Según el periodista Brian Windhorst, los dos destinos que aparecen como principales alternativas —los Cleveland Cavaliers y los Golden State Warriors— solo estarían dispuestos a ofrecerle contratos muy alejados de las cifras habituales para una superestrella: el mínimo salarial o, en el mejor de los casos, la excepción de nivel medio.
No existe, según esta información, ninguna franquicia con espacio salarial dispuesta a comprometer entre 35 y 40 millones de dólares por el jugador. Esto deja en el aire incluso cuál es su valor real de mercado de cara a la temporada 2026-27.

Los Lakers, sin competencia real
En este contexto, surge una cuestión clave: ¿contra quién compiten realmente los Lakers? La propia franquicia angelina tampoco parece inclinada a ofrecerle un contrato cercano a los más de 50 millones de dólares. Aun así, todo apunta a que Los Ángeles sigue siendo el destino más lógico para el jugador. Según Windhorst, existe una cifra que los Lakers pueden ofrecer y que superaría cualquier otra propuesta, lo que refuerza la posibilidad de un acuerdo.
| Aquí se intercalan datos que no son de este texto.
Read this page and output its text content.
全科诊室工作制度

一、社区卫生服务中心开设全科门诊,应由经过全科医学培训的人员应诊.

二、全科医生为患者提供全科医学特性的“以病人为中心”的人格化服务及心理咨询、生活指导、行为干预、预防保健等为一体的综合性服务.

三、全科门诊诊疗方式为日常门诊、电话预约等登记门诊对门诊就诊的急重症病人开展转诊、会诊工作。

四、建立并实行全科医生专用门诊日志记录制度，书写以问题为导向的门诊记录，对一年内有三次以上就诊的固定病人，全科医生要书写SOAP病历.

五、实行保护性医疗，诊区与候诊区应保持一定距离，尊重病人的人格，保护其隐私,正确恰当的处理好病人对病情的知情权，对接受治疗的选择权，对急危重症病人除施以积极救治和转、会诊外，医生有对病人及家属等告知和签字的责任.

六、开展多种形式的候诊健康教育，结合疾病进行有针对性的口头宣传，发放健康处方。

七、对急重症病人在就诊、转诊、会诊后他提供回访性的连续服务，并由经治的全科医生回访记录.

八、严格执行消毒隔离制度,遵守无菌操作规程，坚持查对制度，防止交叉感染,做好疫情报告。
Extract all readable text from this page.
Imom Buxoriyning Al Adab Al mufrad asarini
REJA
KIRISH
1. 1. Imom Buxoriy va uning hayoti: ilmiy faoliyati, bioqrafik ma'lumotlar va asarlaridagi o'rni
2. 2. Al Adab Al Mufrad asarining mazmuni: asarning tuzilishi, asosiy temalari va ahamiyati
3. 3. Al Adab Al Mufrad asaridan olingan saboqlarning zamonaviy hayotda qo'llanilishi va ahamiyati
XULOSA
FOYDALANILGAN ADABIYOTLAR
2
Pese a ello, las conversaciones no se prevén sencillas. El propio analista apunta a que podrían surgir fricciones antes de alcanzar un entendimiento definitivo entre ambas partes. La decisión final deberá llegar pronto: James tiene de plazo hasta el 15 de junio para definir su futuro.
Mientras tanto, el presente inmediato sigue en juego. Con Luka Doncic y Austin Reaves fuera por lesión, James afronta una nueva oportunidad de asumir el liderazgo absoluto de los Lakers en la primera ronda de los playoffs. Un escenario que añade aún más presión a una decisión que marcará el próximo capítulo de su carrera.